Si la population déverse une salve de critique vis-à-vis de cette situation, la célébration en pompe de la nomination du nouveau chef d’Etat major n’a pas permis de mettre de l’eau dans le vin.

Pour certains congolais réagissant sur la toile, cette jouissance, quoi que méritée, ne devrait pas avoir lieu, encore moins dans le cadre de la nomination d’un chef d’Etat major des armées sensées retrousser ses manches pour assurer l’intégrité territoriale d’une nation qui court le risque d’être balkanisée.

Bunagana évoqué une seule fois dans le rapport du conseil des ministres : oubli ou aveu d’impuissance ?

Une autre réalité qui étonne, depuis la prise de Bunagana, il s’est tenu plus ou moins 17 conseils des ministres dont le mot « Bunagana » n’a été mentionné qu’une seule fois une semaine après sa prise par les rebelles du M23. Plus les jours avancent, la communication du conseil des ministres, dans son volet sécuritaire a été plus marqué par le conflit qui oppose les peuples Teke et Yaka.

Au sujet de la libération de Bunagana: Les efforts entrepris actuellement capent plus sur le long terme que sur le court terme

Pour la stabilité de la partie Est en général, et la reprise de Bunagana en particulier, les efforts entrepris par le gouvernement vont concrètement portés leurs fruits à long terme qu’à court terme.

Parmi ces différents efforts, l’on compte notamment la loi sur la programmation militaire adoptée au cours du mois de juin dernier.
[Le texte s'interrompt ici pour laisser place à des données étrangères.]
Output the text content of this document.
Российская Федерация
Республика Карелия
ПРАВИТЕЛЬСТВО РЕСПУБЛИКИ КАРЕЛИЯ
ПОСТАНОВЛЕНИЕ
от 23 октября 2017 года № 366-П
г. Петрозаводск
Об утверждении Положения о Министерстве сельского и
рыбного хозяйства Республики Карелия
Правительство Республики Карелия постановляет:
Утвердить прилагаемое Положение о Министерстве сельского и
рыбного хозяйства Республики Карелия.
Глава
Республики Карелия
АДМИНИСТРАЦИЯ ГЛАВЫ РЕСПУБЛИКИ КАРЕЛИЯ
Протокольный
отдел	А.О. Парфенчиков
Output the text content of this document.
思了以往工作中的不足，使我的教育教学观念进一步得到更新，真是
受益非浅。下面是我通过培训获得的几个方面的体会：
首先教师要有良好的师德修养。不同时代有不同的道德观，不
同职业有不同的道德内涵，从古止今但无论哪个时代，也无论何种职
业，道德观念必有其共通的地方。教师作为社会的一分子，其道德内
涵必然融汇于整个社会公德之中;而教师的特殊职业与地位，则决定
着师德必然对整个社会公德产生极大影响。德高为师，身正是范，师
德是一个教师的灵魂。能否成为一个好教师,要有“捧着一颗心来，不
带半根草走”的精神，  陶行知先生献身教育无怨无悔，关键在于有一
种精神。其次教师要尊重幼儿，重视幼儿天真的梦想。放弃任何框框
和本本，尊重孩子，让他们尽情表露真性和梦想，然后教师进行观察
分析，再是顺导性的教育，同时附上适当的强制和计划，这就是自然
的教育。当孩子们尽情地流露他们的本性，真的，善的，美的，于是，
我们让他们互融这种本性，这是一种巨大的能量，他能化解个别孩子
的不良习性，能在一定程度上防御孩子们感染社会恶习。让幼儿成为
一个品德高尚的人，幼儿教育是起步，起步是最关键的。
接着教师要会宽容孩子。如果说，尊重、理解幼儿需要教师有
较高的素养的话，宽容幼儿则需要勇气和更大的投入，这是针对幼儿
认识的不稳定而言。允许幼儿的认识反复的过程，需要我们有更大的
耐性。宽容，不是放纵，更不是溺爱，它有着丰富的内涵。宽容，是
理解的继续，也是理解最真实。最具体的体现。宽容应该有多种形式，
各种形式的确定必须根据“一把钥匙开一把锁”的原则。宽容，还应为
La mise en place effective de cette loi qui vise à moderniser l’armée congolaise devra coûter plus ou moins un milliard de dollars américains à l’Etat congolais, ressources dont celui-ci ne saura mobiliser à très court terme.

Quant à l’intervention militaire de la force de la coalition des États de l’Afrique de l’Est, (EAC), dans la partie Est du pays, celle-ci demeure encore ambiguë sur la question de l’éradication définitive du M23.

En effet, toute chose restant égale par ailleurs, la situation sécuritaire dans l’Est du pays, particulièrement le triste sort des habitants de Bunagana qui demeurent encore sous le joug du groupe rebelle M23, semble s’inscrire dans la durée au grand dam du peuple congolais qui ne jure que sur l’intégrité territoriale de son pays, la RDC.